The new OS is unbootable and does not get to Linux userspace. (A kernel panic, something crashes before the OS reaches userspace and is able to run systemd). This requires the bootloader and userspace to work together. The bootloader needs to count the number of boots and userspace needs to reset the bootcount if the OS is functional.

  • During a HUP, the variable upgrade_available is set in resinOS_uEnv.txt in the boot partition.
  • resinOS_uEnv.txt is read by the bootloader and bootcount is incremented if upgrade_available=1
  • Bootcount is saved in the boot partition. grubenv for grub and bootcount.env for u-boot.
  • During a boot, the bootloader checks the value of the bootcount variable. If it is higher than 1, this means nothing in the OS cleared the bootcount. It is assumed that the new OS failed to reach userspace and the bootloader is supposed to boot the previous rootfs. i.e. If resin_root_part=3 in resinOS_uEnv.txt, the bootloader will try to boot assuming resin_root_part=2
  • The bootloader has done its job and booted the previous OS. However, the bootfiles (e.g dt overlay files) in the boot partition are still of the new broken rootfs as we don't have multiple copies of them in the boot partition.
  • We need to copy the previous boot files into the boot partition. These files are available in the root partition in the resin-boot folder.
  • During a HUP, a flag file rollback-altboot-breadcrumb is left in the state partition.
  • rollback-altboot.service is the systemd service that runs if rollback-altboot-breadcrumb is present.
  • rollback-altboot.service checks if we are running the previous root. i.e. resin_root_part=3 in resinOS_uEnv.txt, but the current OS is actually mounted and running from resin_root_part=2.
    • If rollback-altboot detects that the bootloader has booted the previous rootfs.
    • rollback-altboot then runs boot hooks and copies over the currently running rootfs boot files from resin-boot into the boot partition.

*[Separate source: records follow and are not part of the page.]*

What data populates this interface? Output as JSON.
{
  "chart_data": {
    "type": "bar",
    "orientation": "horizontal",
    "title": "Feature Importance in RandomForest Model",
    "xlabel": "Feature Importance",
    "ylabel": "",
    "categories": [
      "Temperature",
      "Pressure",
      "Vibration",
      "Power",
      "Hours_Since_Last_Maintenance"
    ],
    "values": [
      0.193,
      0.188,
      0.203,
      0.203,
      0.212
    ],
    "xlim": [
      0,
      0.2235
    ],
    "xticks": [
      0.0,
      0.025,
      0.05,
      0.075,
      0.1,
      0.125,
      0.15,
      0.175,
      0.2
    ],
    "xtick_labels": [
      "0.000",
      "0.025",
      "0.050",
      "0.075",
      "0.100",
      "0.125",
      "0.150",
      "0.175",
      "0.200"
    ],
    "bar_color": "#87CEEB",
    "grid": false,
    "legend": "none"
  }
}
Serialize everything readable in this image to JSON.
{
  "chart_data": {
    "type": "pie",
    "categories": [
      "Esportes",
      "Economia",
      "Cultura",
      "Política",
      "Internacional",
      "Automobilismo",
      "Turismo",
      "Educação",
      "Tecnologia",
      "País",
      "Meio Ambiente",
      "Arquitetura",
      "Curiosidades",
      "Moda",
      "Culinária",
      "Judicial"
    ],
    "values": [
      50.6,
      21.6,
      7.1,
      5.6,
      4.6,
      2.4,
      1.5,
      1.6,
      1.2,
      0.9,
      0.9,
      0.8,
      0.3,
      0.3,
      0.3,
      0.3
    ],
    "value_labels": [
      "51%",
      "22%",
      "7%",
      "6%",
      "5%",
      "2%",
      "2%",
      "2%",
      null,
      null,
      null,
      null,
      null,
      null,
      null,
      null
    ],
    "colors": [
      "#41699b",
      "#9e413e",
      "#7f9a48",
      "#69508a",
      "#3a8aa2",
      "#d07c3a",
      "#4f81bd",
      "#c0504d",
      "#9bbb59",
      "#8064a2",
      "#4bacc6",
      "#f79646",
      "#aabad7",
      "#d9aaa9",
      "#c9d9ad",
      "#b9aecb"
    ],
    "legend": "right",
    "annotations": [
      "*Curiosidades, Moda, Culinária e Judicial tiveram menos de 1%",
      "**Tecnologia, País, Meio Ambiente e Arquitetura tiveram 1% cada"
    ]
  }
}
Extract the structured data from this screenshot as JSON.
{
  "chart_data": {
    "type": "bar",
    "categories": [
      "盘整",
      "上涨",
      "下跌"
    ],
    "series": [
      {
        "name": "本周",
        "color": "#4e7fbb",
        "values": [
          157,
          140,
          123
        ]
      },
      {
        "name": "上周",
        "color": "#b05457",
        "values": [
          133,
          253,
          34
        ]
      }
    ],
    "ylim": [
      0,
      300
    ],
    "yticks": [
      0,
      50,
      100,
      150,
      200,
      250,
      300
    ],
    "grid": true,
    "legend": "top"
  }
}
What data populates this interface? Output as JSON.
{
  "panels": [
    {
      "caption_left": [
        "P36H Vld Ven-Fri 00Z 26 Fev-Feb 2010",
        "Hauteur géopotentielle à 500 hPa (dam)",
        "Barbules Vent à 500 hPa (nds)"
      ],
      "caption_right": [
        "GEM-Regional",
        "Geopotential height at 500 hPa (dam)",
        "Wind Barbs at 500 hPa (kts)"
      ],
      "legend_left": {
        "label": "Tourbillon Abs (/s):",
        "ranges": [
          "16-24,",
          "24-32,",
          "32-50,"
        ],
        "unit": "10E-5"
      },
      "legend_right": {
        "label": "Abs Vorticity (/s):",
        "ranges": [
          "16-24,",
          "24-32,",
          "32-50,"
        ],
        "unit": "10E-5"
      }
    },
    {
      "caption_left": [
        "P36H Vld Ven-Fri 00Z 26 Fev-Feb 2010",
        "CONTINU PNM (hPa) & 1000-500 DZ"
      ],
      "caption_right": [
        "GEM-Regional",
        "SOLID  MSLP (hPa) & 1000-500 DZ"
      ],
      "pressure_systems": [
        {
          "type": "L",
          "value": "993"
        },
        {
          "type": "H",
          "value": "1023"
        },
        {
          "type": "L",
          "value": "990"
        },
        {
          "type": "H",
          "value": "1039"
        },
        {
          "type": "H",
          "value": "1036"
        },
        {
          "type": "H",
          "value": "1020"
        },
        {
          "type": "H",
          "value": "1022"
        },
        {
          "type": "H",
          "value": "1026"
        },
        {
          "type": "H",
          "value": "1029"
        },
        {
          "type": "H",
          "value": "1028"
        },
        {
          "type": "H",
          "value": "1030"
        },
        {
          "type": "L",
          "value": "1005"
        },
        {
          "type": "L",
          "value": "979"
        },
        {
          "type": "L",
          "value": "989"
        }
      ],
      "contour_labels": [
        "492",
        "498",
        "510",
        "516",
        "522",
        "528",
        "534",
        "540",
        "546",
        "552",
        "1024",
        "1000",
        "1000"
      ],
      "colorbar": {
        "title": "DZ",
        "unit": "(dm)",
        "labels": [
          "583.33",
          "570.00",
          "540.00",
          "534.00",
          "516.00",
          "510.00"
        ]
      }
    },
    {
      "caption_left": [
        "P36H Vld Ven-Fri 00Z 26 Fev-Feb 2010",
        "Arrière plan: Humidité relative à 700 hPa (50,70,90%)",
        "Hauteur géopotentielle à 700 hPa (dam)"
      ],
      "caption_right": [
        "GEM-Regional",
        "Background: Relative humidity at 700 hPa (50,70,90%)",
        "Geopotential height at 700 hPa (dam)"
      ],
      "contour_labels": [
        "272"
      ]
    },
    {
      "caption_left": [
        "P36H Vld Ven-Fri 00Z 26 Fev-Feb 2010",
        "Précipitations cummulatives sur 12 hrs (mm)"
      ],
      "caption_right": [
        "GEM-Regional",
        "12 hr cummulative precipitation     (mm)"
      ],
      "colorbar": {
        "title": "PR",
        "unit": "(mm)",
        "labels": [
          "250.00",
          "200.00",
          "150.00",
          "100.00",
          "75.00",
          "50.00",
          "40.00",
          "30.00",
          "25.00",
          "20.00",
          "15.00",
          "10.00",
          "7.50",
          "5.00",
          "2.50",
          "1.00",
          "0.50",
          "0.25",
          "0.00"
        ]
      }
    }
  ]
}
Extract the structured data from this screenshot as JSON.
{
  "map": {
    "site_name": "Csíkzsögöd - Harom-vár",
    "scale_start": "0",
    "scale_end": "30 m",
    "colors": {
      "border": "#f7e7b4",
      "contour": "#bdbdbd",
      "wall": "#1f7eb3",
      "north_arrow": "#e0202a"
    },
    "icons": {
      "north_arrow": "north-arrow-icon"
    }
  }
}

    • If rollback-altboot fails to clear the state and reboot the board for whatever reason, rollback-health will attempt to clear rollback state and reboot the board after 15 minutes.
  • If rollback-altboot.service detects that the bootloader has booted the correct rootfs, this script does nothing and lets rollback-health.service function. The rollback-altboot-breadcrumb file is cleared by the rollback-health.service.